The statement here is to be proved beyond a shadow of a doubt, but in lectures, we made an intuitive conclusion.
I think infimum is the set of the least cardinality which contains common elements of $N,O,P,R \in S,$
while supremum is the set of the greatest cardinality which contains all the elements of each of $N,O,P$ and $R$
$(\mathcal P(S), \leq)$ $$S=\{\underbrace{\{a,b,c,d\}}_N,\underbrace{\{b,c,d,e\}}_O,\underbrace{\{a,c,d,e\}}_P,\underbrace{\{c,d,e,f\}}_R\}$$ $\inf A=N\cap O\cap P\cap R\ =\ \{c,d\}$
$\sup A=N\cup O\cup P\cup R\ =\ \{a,b,c,d,e,f\}$
In my view, cardinality is the spectrum, like an interval on the number line.

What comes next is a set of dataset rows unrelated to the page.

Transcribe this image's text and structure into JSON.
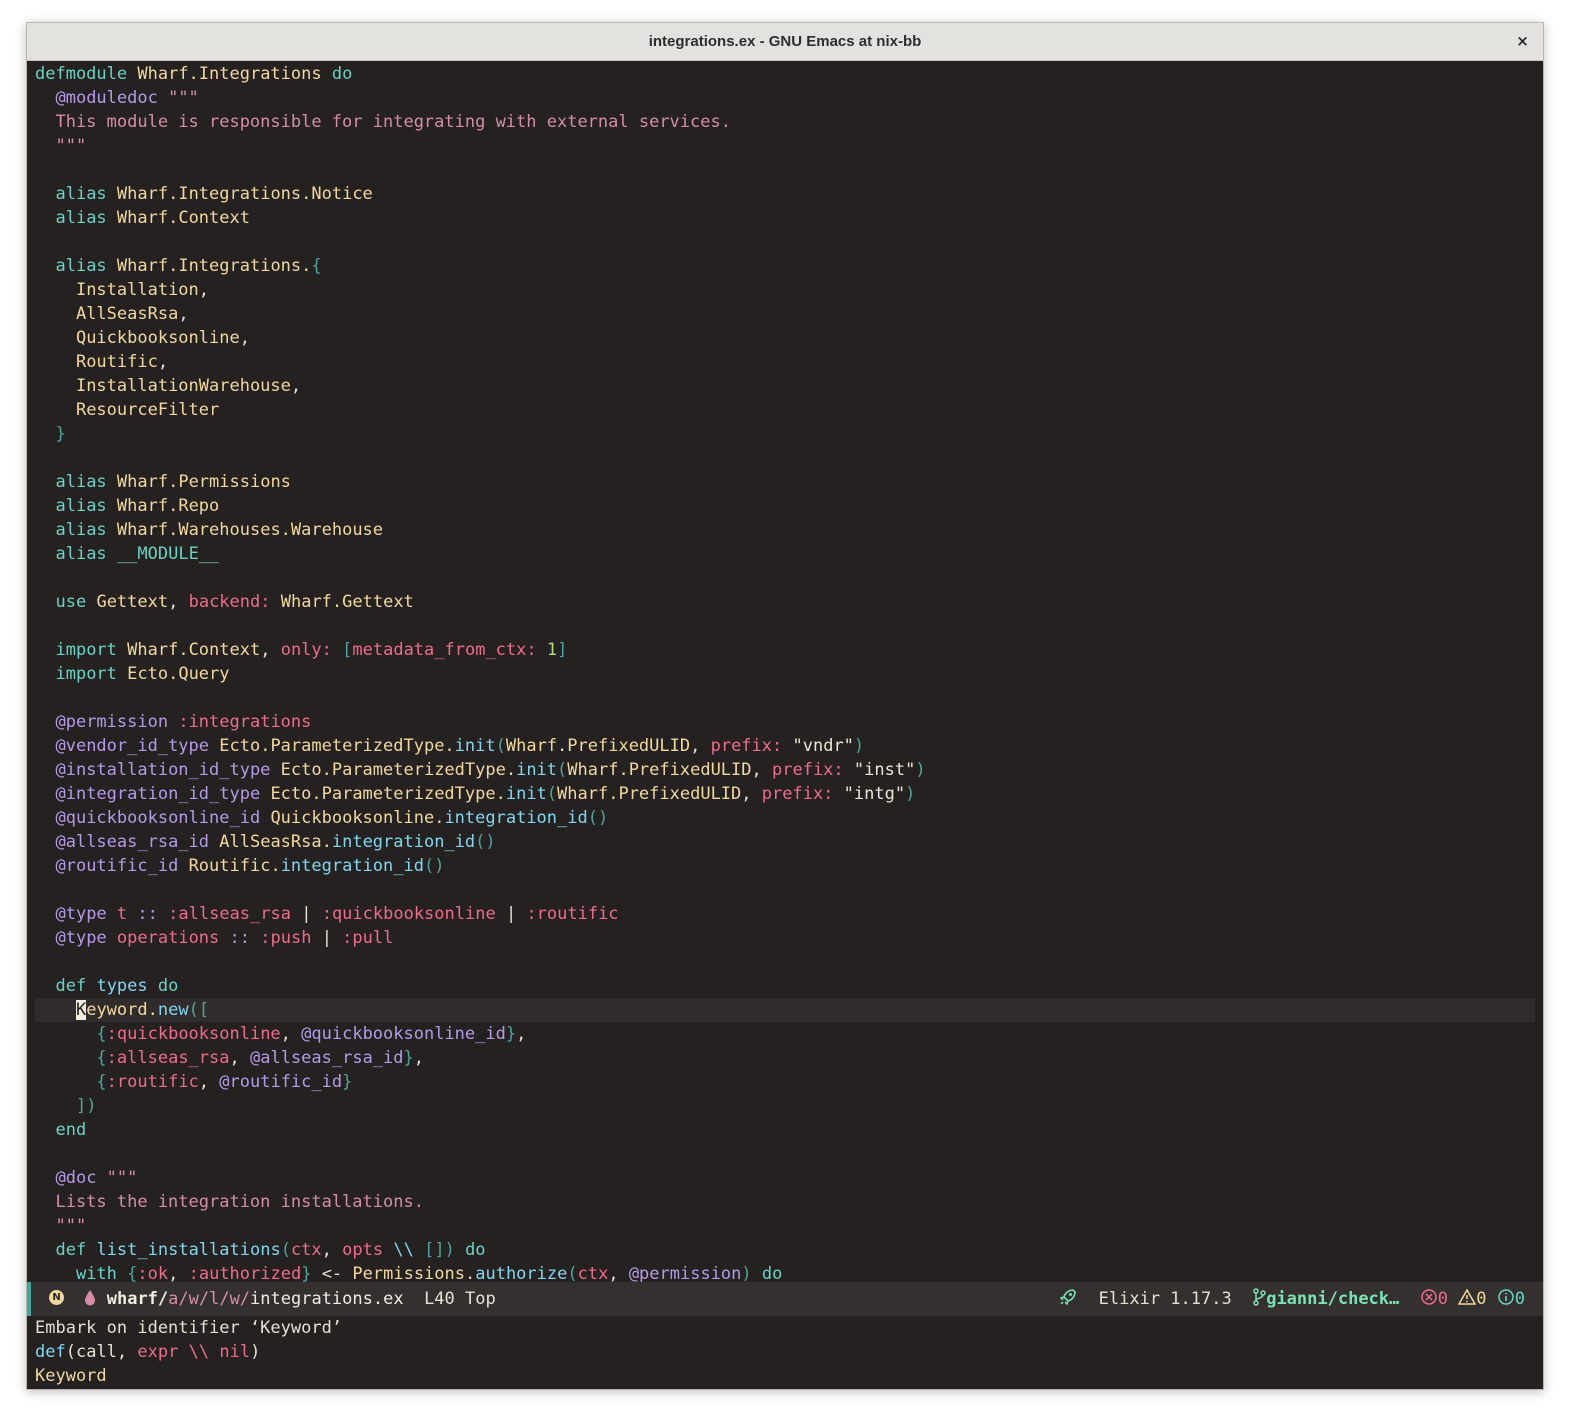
{
  "window": {
    "title": "integrations.ex - GNU Emacs at nix-bb",
    "close": "×"
  },
  "code": [
    [
      [
        "defmodule",
        "k"
      ],
      [
        " ",
        "p"
      ],
      [
        "Wharf.Integrations",
        "m"
      ],
      [
        " ",
        "p"
      ],
      [
        "do",
        "k"
      ]
    ],
    [
      [
        "  ",
        "p"
      ],
      [
        "@moduledoc",
        "at"
      ],
      [
        " \"\"\"",
        "doc"
      ]
    ],
    [
      [
        "  This module is responsible for integrating with external services.",
        "doc"
      ]
    ],
    [
      [
        "  \"\"\"",
        "doc"
      ]
    ],
    [],
    [
      [
        "  ",
        "p"
      ],
      [
        "alias",
        "k"
      ],
      [
        " ",
        "p"
      ],
      [
        "Wharf.Integrations.Notice",
        "m"
      ]
    ],
    [
      [
        "  ",
        "p"
      ],
      [
        "alias",
        "k"
      ],
      [
        " ",
        "p"
      ],
      [
        "Wharf.Context",
        "m"
      ]
    ],
    [],
    [
      [
        "  ",
        "p"
      ],
      [
        "alias",
        "k"
      ],
      [
        " ",
        "p"
      ],
      [
        "Wharf.Integrations.",
        "m"
      ],
      [
        "{",
        "br"
      ]
    ],
    [
      [
        "    ",
        "p"
      ],
      [
        "Installation",
        "m"
      ],
      [
        ",",
        "p"
      ]
    ],
    [
      [
        "    ",
        "p"
      ],
      [
        "AllSeasRsa",
        "m"
      ],
      [
        ",",
        "p"
      ]
    ],
    [
      [
        "    ",
        "p"
      ],
      [
        "Quickbooksonline",
        "m"
      ],
      [
        ",",
        "p"
      ]
    ],
    [
      [
        "    ",
        "p"
      ],
      [
        "Routific",
        "m"
      ],
      [
        ",",
        "p"
      ]
    ],
    [
      [
        "    ",
        "p"
      ],
      [
        "InstallationWarehouse",
        "m"
      ],
      [
        ",",
        "p"
      ]
    ],
    [
      [
        "    ",
        "p"
      ],
      [
        "ResourceFilter",
        "m"
      ]
    ],
    [
      [
        "  ",
        "p"
      ],
      [
        "}",
        "br"
      ]
    ],
    [],
    [
      [
        "  ",
        "p"
      ],
      [
        "alias",
        "k"
      ],
      [
        " ",
        "p"
      ],
      [
        "Wharf.Permissions",
        "m"
      ]
    ],
    [
      [
        "  ",
        "p"
      ],
      [
        "alias",
        "k"
      ],
      [
        " ",
        "p"
      ],
      [
        "Wharf.Repo",
        "m"
      ]
    ],
    [
      [
        "  ",
        "p"
      ],
      [
        "alias",
        "k"
      ],
      [
        " ",
        "p"
      ],
      [
        "Wharf.Warehouses.Warehouse",
        "m"
      ]
    ],
    [
      [
        "  ",
        "p"
      ],
      [
        "alias",
        "k"
      ],
      [
        " ",
        "p"
      ],
      [
        "__MODULE__",
        "k"
      ]
    ],
    [],
    [
      [
        "  ",
        "p"
      ],
      [
        "use",
        "k"
      ],
      [
        " ",
        "p"
      ],
      [
        "Gettext",
        "m"
      ],
      [
        ", ",
        "p"
      ],
      [
        "backend:",
        "sym"
      ],
      [
        " ",
        "p"
      ],
      [
        "Wharf.Gettext",
        "m"
      ]
    ],
    [],
    [
      [
        "  ",
        "p"
      ],
      [
        "import",
        "k"
      ],
      [
        " ",
        "p"
      ],
      [
        "Wharf.Context",
        "m"
      ],
      [
        ", ",
        "p"
      ],
      [
        "only:",
        "sym"
      ],
      [
        " ",
        "p"
      ],
      [
        "[",
        "br"
      ],
      [
        "metadata_from_ctx:",
        "sym"
      ],
      [
        " ",
        "p"
      ],
      [
        "1",
        "num"
      ],
      [
        "]",
        "br"
      ]
    ],
    [
      [
        "  ",
        "p"
      ],
      [
        "import",
        "k"
      ],
      [
        " ",
        "p"
      ],
      [
        "Ecto.Query",
        "m"
      ]
    ],
    [],
    [
      [
        "  ",
        "p"
      ],
      [
        "@permission",
        "at"
      ],
      [
        " ",
        "p"
      ],
      [
        ":integrations",
        "sym"
      ]
    ],
    [
      [
        "  ",
        "p"
      ],
      [
        "@vendor_id_type",
        "at"
      ],
      [
        " ",
        "p"
      ],
      [
        "Ecto.ParameterizedType.",
        "m"
      ],
      [
        "init",
        "fn"
      ],
      [
        "(",
        "br"
      ],
      [
        "Wharf.PrefixedULID",
        "m"
      ],
      [
        ", ",
        "p"
      ],
      [
        "prefix:",
        "sym"
      ],
      [
        " ",
        "p"
      ],
      [
        "\"vndr\"",
        "str"
      ],
      [
        ")",
        "br"
      ]
    ],
    [
      [
        "  ",
        "p"
      ],
      [
        "@installation_id_type",
        "at"
      ],
      [
        " ",
        "p"
      ],
      [
        "Ecto.ParameterizedType.",
        "m"
      ],
      [
        "init",
        "fn"
      ],
      [
        "(",
        "br"
      ],
      [
        "Wharf.PrefixedULID",
        "m"
      ],
      [
        ", ",
        "p"
      ],
      [
        "prefix:",
        "sym"
      ],
      [
        " ",
        "p"
      ],
      [
        "\"inst\"",
        "str"
      ],
      [
        ")",
        "br"
      ]
    ],
    [
      [
        "  ",
        "p"
      ],
      [
        "@integration_id_type",
        "at"
      ],
      [
        " ",
        "p"
      ],
      [
        "Ecto.ParameterizedType.",
        "m"
      ],
      [
        "init",
        "fn"
      ],
      [
        "(",
        "br"
      ],
      [
        "Wharf.PrefixedULID",
        "m"
      ],
      [
        ", ",
        "p"
      ],
      [
        "prefix:",
        "sym"
      ],
      [
        " ",
        "p"
      ],
      [
        "\"intg\"",
        "str"
      ],
      [
        ")",
        "br"
      ]
    ],
    [
      [
        "  ",
        "p"
      ],
      [
        "@quickbooksonline_id",
        "at"
      ],
      [
        " ",
        "p"
      ],
      [
        "Quickbooksonline.",
        "m"
      ],
      [
        "integration_id",
        "fn"
      ],
      [
        "()",
        "br"
      ]
    ],
    [
      [
        "  ",
        "p"
      ],
      [
        "@allseas_rsa_id",
        "at"
      ],
      [
        " ",
        "p"
      ],
      [
        "AllSeasRsa.",
        "m"
      ],
      [
        "integration_id",
        "fn"
      ],
      [
        "()",
        "br"
      ]
    ],
    [
      [
        "  ",
        "p"
      ],
      [
        "@routific_id",
        "at"
      ],
      [
        " ",
        "p"
      ],
      [
        "Routific.",
        "m"
      ],
      [
        "integration_id",
        "fn"
      ],
      [
        "()",
        "br"
      ]
    ],
    [],
    [
      [
        "  ",
        "p"
      ],
      [
        "@type",
        "at"
      ],
      [
        " ",
        "p"
      ],
      [
        "t",
        "ty"
      ],
      [
        " ",
        "p"
      ],
      [
        "::",
        "at"
      ],
      [
        " ",
        "p"
      ],
      [
        ":allseas_rsa",
        "sym"
      ],
      [
        " | ",
        "p"
      ],
      [
        ":quickbooksonline",
        "sym"
      ],
      [
        " | ",
        "p"
      ],
      [
        ":routific",
        "sym"
      ]
    ],
    [
      [
        "  ",
        "p"
      ],
      [
        "@type",
        "at"
      ],
      [
        " ",
        "p"
      ],
      [
        "operations",
        "ty"
      ],
      [
        " ",
        "p"
      ],
      [
        "::",
        "at"
      ],
      [
        " ",
        "p"
      ],
      [
        ":push",
        "sym"
      ],
      [
        " | ",
        "p"
      ],
      [
        ":pull",
        "sym"
      ]
    ],
    [],
    [
      [
        "  ",
        "p"
      ],
      [
        "def",
        "k"
      ],
      [
        " ",
        "p"
      ],
      [
        "types",
        "fn"
      ],
      [
        " ",
        "p"
      ],
      [
        "do",
        "k"
      ]
    ],
    [
      [
        "    ",
        "p"
      ],
      [
        "K",
        "cursor"
      ],
      [
        "eyword.",
        "m"
      ],
      [
        "new",
        "fn"
      ],
      [
        "([",
        "br"
      ]
    ],
    [
      [
        "      ",
        "p"
      ],
      [
        "{",
        "br"
      ],
      [
        ":quickbooksonline",
        "sym"
      ],
      [
        ", ",
        "p"
      ],
      [
        "@quickbooksonline_id",
        "at"
      ],
      [
        "}",
        "br"
      ],
      [
        ",",
        "p"
      ]
    ],
    [
      [
        "      ",
        "p"
      ],
      [
        "{",
        "br"
      ],
      [
        ":allseas_rsa",
        "sym"
      ],
      [
        ", ",
        "p"
      ],
      [
        "@allseas_rsa_id",
        "at"
      ],
      [
        "}",
        "br"
      ],
      [
        ",",
        "p"
      ]
    ],
    [
      [
        "      ",
        "p"
      ],
      [
        "{",
        "br"
      ],
      [
        ":routific",
        "sym"
      ],
      [
        ", ",
        "p"
      ],
      [
        "@routific_id",
        "at"
      ],
      [
        "}",
        "br"
      ]
    ],
    [
      [
        "    ",
        "p"
      ],
      [
        "])",
        "br"
      ]
    ],
    [
      [
        "  ",
        "p"
      ],
      [
        "end",
        "k"
      ]
    ],
    [],
    [
      [
        "  ",
        "p"
      ],
      [
        "@doc",
        "at"
      ],
      [
        " \"\"\"",
        "doc"
      ]
    ],
    [
      [
        "  Lists the integration installations.",
        "doc"
      ]
    ],
    [
      [
        "  \"\"\"",
        "doc"
      ]
    ],
    [
      [
        "  ",
        "p"
      ],
      [
        "def",
        "k"
      ],
      [
        " ",
        "p"
      ],
      [
        "list_installations",
        "fn"
      ],
      [
        "(",
        "br"
      ],
      [
        "ctx",
        "var"
      ],
      [
        ", ",
        "p"
      ],
      [
        "opts",
        "var"
      ],
      [
        " ",
        "p"
      ],
      [
        "\\\\",
        "fn"
      ],
      [
        " ",
        "p"
      ],
      [
        "[]",
        "br"
      ],
      [
        ")",
        "br"
      ],
      [
        " ",
        "p"
      ],
      [
        "do",
        "k"
      ]
    ],
    [
      [
        "    ",
        "p"
      ],
      [
        "with",
        "k"
      ],
      [
        " ",
        "p"
      ],
      [
        "{",
        "br"
      ],
      [
        ":ok",
        "sym"
      ],
      [
        ", ",
        "p"
      ],
      [
        ":authorized",
        "sym"
      ],
      [
        "}",
        "br"
      ],
      [
        " <- ",
        "p"
      ],
      [
        "Permissions.",
        "m"
      ],
      [
        "authorize",
        "fn"
      ],
      [
        "(",
        "br"
      ],
      [
        "ctx",
        "var"
      ],
      [
        ", ",
        "p"
      ],
      [
        "@permission",
        "at"
      ],
      [
        ")",
        "br"
      ],
      [
        " ",
        "p"
      ],
      [
        "do",
        "k"
      ]
    ]
  ],
  "highlight_line": 39,
  "modeline": {
    "state": "N",
    "project": "wharf/",
    "dirs": "a/w/l/w/",
    "file": "integrations.ex",
    "position": "L40 Top",
    "language": "Elixir 1.17.3",
    "branch": "gianni/check…",
    "errors": "0",
    "warnings": "0",
    "infos": "0"
  },
  "minibuffer": [
    [
      [
        "Embark on identifier ‘Keyword’",
        "p"
      ]
    ],
    [
      [
        "def",
        "fn"
      ],
      [
        "(",
        "p"
      ],
      [
        "call",
        "p"
      ],
      [
        ", ",
        "p"
      ],
      [
        "expr",
        "var"
      ],
      [
        " ",
        "p"
      ],
      [
        "\\\\",
        "var"
      ],
      [
        " ",
        "p"
      ],
      [
        "nil",
        "var"
      ],
      [
        ")",
        "p"
      ]
    ],
    [
      [
        "Keyword",
        "m"
      ]
    ]
  ],
  "colors": {
    "background": "#252121",
    "keyword": "#67d3c4",
    "module": "#f1d89c",
    "attribute": "#b39ae8",
    "docstring": "#d58ca8",
    "atom": "#ee6b8a",
    "function": "#7fd7ef",
    "number": "#a8e077",
    "modeline": "#353030"
  },
  "icons": [
    "close-icon",
    "evil-normal-state-icon",
    "file-drop-icon",
    "rocket-icon",
    "git-branch-icon",
    "error-icon",
    "warning-icon",
    "info-icon"
  ]
}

Please, correct me if I am wrong.
First, you've got it backwards. The set $\inf A$ is the subset of $S$ of greatest cardinality that contains common elements of $N,O,P,R$. For example, the set $\{c\}$ contains common elements of $N,O,P,R$ but it has less cardinality than $\{c,d\}$. Similarly, $\sup A$ is the set of least cardinality which contains all the elements of each of $N,O,P,R$. This is not unlike the concepts of infimum and supremum in the number line: given a bounded subset $X \subset \mathbb R$, $\inf X$ is the greatest lower bound of $X$, and $\sup X$ is the least upper bound of $X$.
Second, your cardinality statement only works when $S$ is a finite set. All bets are off if $S$ is infinite. For example, suppose $S = \mathbb N$, the natural numbers, and suppose that $N$ is all multiples of $2$, $O$ is all multiples of $3$, $P$ is all multiples of $5$, and $R$ is all multiples of $y$. Then all of the sets $N$, $O$, $P$, $R$, $N \cap O \cap P \cap R$, and $N \cup O \cup P \cup R$ have the same cardinality, which is equal to the cardinality of $\mathbb N$ itself. There are subsets of $\mathbb N$ that are properly contained in $N \cap O \cap P \cap R$ that have the same cardinality, and there subsets properly containing $N \cup O \cup P \cup R$ that have the same cardinality. To be precise at least for the intersection, $N \cap O \cap P \cap R$ is all multiples of $2 \cdot 3 \cdot 5 \cdot 7 = 210$, and it has "smaller" subsets of the same cardinality: just omit the first element $210$, leaving in $2 \cdot 210 = 420$ and every higher multiple of $210$.